What do George Clooney, Michelle Pfeiffer and Robert Downey, Jr. all have in common? (That is, besides fame, fortune and eternal good looks.)
They have all worked with multi-faceted director Michael Hoffman. Known for transcending different genres and conquering nearly all of them, Hoffman has made comedies, dramas and even the odd Shakespeare film adaptation usually reserved for Kenneth Branagh. Naturally, Hoffman’s next step was to make a film about Leo Tolstoy.
“The Last Station,” based on the novel of the same name by Jay Parini, focuses on the tumultuous last year in the life of influential Russian writer, Leo Tolstoy. In addition to directing the film, Hoffman wrote the screenplay and had a hand in choosing the actors. Christopher Plummer (“Up,” “Syriana”) dons a white beard and plays a convincing Tolstoy, while Helen Mirren (“The Queen”) plays his melodramatic and meddling wife, Sofya. Overseeing the situation is their twitchy but kind live-in student, Valentin Bulgakov (played by a bright-eyed James McAvoy) and Vladimir Chertkov (Paul Giamatti), Tolstoy’s number one fan and confidante.
As of yet, the film has been nominated for two Golden Globe and Screen Actors’ Guild awards, a fact that Hoffman embraces. He also feels anxious about this, considering the film almost didn’t get picked up for American distribution. Yet, for a director who’s made many Oscar-nominated films such as “Restoration” and “One Fine Day,” Hoffman can’t honestly feel too surprised.
“I believe in the performances very much,” Hoffman said in an interview with The Eagle. “Helen [Mirren] and Chris [Plummer] had the kind of chemistry you dream of in a romantic comedy. They portrayed marriage at a stage you don’t see much in film.”
Still, Hoffman doesn’t feel as though the film is about romance, but rather about the gap between love and romance and the way we all idealize it.
“It’s a tragic comedy, because it’s about love in the real world that we all have to deal with in our lives,” he said. “We’re all imperfect and we have to practice with our imperfect love.”
Hoffman was first inspired by the novel of the same name but had no intention of making a film about it. For those who have read the book and are going to see the movie, the director warns that his adaptation of the book is different. The novel itself focuses on all aspects of Tolstoy’s last year, such as politics, family, religion and love, all while having six different character viewpoints. Hoffman chose to focus on love and in turn focus on one person: Valentin.
“I had fun writing all of the characters, but I really loved Valentin,” Hoffman said. “He really lines up, and we inhabit his world and emotion in his writing.”
With the young and talented McAvoy as Valentin, it’s easy to see what makes him so likeable. Paired with Plummer and Mirren, it seems like a dream for Hoffman to work with this cast of actors. Although he did not specifically request it for these characters, all the main actors had a background in theater, a quality Hoffman found essential for this film in particular.
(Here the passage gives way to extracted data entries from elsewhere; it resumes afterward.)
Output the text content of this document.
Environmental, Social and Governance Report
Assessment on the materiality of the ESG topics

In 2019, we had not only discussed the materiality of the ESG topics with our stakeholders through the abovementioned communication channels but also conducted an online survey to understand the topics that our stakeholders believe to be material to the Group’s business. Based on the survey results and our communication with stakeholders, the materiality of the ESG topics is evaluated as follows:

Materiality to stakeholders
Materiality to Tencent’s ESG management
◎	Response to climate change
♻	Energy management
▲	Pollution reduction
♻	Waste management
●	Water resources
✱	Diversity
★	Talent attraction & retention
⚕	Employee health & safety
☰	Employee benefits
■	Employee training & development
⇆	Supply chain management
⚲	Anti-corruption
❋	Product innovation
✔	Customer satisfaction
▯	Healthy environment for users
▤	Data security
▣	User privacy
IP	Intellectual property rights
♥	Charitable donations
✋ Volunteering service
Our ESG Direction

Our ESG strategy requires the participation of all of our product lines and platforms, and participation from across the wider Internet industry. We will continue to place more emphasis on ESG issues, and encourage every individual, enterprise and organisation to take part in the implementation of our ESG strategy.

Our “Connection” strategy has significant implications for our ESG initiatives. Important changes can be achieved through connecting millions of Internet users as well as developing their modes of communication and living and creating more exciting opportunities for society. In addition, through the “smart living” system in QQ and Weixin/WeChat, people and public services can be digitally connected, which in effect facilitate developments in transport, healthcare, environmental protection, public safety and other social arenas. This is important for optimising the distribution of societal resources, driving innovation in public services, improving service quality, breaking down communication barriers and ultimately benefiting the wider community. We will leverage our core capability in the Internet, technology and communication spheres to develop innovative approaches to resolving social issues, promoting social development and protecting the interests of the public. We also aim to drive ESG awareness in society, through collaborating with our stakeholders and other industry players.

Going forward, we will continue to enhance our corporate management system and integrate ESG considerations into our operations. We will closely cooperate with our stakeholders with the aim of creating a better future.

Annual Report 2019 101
“We were all here to tell a story — everyone had an obligation,” Hoffman said. “All of the actors were so good on that level, just so sophisticated because they come from theater. As an actor myself, I wouldn’t want a role written for me. I would want a challenge and a fascinating person.”
To say that Tolstoy was a fascinating person is a large understatement, a fact that Hoffman was well aware of when doing research for the film. Aside from reading the Parini novel, he also read diaries kept by those who followed Tolstoy. Keeping diaries was a surprisingly frequent hobby of people in that time, especially for those who cared to become believers in Tolstoy’s line of faith and philosophy. For any director seeking to accurately describe a historical figure, multiple diaries and excess material to work with can make filmmaking that much richer. In this case, it helped Hoffman to make a film that was less a biopic and more of a real film.
“Biopics too often are incidents strung together, and you justify it because it’s the things that happen to a famous person; there’s no story behind it,” Hoffman said. “It’s just a great story about mediocrity, which creates an interesting problem.”
Considering all the accolades the film has received from both audiences and critics, it’s clear that Hoffman made more than just a biopic.
“I find a story I love and work to create an atmosphere,” Hoffman said. “Tolstoy’s life was something that showed me how to write about my own life.”
“The Last Station” opens in D.C. theaters on Feb. 5.